If the existing paint is in good condition, then you can paint over it.  If there's any bare metal or rust, you'll need to strip and prime at least those areas.  If it's in poor shape, sandblast the whole door.  Oil-based paints are typically much better on metal than latex, but test for compatibility somewhere on the back side first if you're painting over the original paint.

--Bushytails


----------



## BPJOOP93 (Sep 17, 2008)

please dont sandblast the garage door. the steel is far too thin and probably blow holes in it.clean and degrease , scuff surface, prime,paint. use a good oil base or automotice single stage paint.  if there is rust wire brush it lightly and use naval jelly or extends . it counteracts with rust and chemically stops it. do this before priming.


----------



## Bushytails (Sep 17, 2008)

Sandblasting is a controllable process...  I have sandblasted small, delicate parts with no problems.  If you want to use a wire brush on 150 square feet of metal, be my guest, but that's sure not how I would do it.  

--Bushytails


----------



## 4wheelsonline (Dec 28, 2009)

JKnight9 said:


> Before I paint a metal door, should I sand or prime it? I don't want to have to come back and re-do the job later either.
> Also if I remember correctly, I need to use latex paint, right?

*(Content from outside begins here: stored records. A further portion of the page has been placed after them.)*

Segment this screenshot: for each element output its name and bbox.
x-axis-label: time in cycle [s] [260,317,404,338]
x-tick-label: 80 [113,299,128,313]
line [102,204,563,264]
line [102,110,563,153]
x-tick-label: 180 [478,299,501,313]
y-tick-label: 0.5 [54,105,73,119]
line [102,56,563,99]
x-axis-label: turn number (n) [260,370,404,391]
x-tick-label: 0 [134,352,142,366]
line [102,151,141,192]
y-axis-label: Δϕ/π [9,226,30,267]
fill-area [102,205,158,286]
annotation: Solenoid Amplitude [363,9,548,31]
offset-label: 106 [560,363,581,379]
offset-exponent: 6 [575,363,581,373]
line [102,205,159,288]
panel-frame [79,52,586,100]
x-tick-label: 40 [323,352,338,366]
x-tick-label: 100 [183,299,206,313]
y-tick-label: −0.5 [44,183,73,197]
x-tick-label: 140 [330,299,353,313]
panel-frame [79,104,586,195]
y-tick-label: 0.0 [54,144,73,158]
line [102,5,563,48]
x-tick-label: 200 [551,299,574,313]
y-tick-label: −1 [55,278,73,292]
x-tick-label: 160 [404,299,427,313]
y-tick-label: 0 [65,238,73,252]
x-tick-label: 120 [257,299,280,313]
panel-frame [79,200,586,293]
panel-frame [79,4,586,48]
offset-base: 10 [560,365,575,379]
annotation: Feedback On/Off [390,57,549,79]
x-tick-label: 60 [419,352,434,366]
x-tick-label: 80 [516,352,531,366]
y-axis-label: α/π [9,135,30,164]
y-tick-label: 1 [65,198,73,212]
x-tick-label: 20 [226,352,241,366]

If the paint is still good condition don't change it yet. You can clean for it first if you want to change color. Color combination is good for every garage.


----------



## Gman (Jan 4, 2010)

unless your garage door is in really bad shape. just pressure wash and paint with latex exterior paint.


----------



## imported_frozenstar (Feb 1, 2010)

I hope the thread starter should've indicated if he's painting a new metal door or an old one... The responses would be more precise if he do so.


----------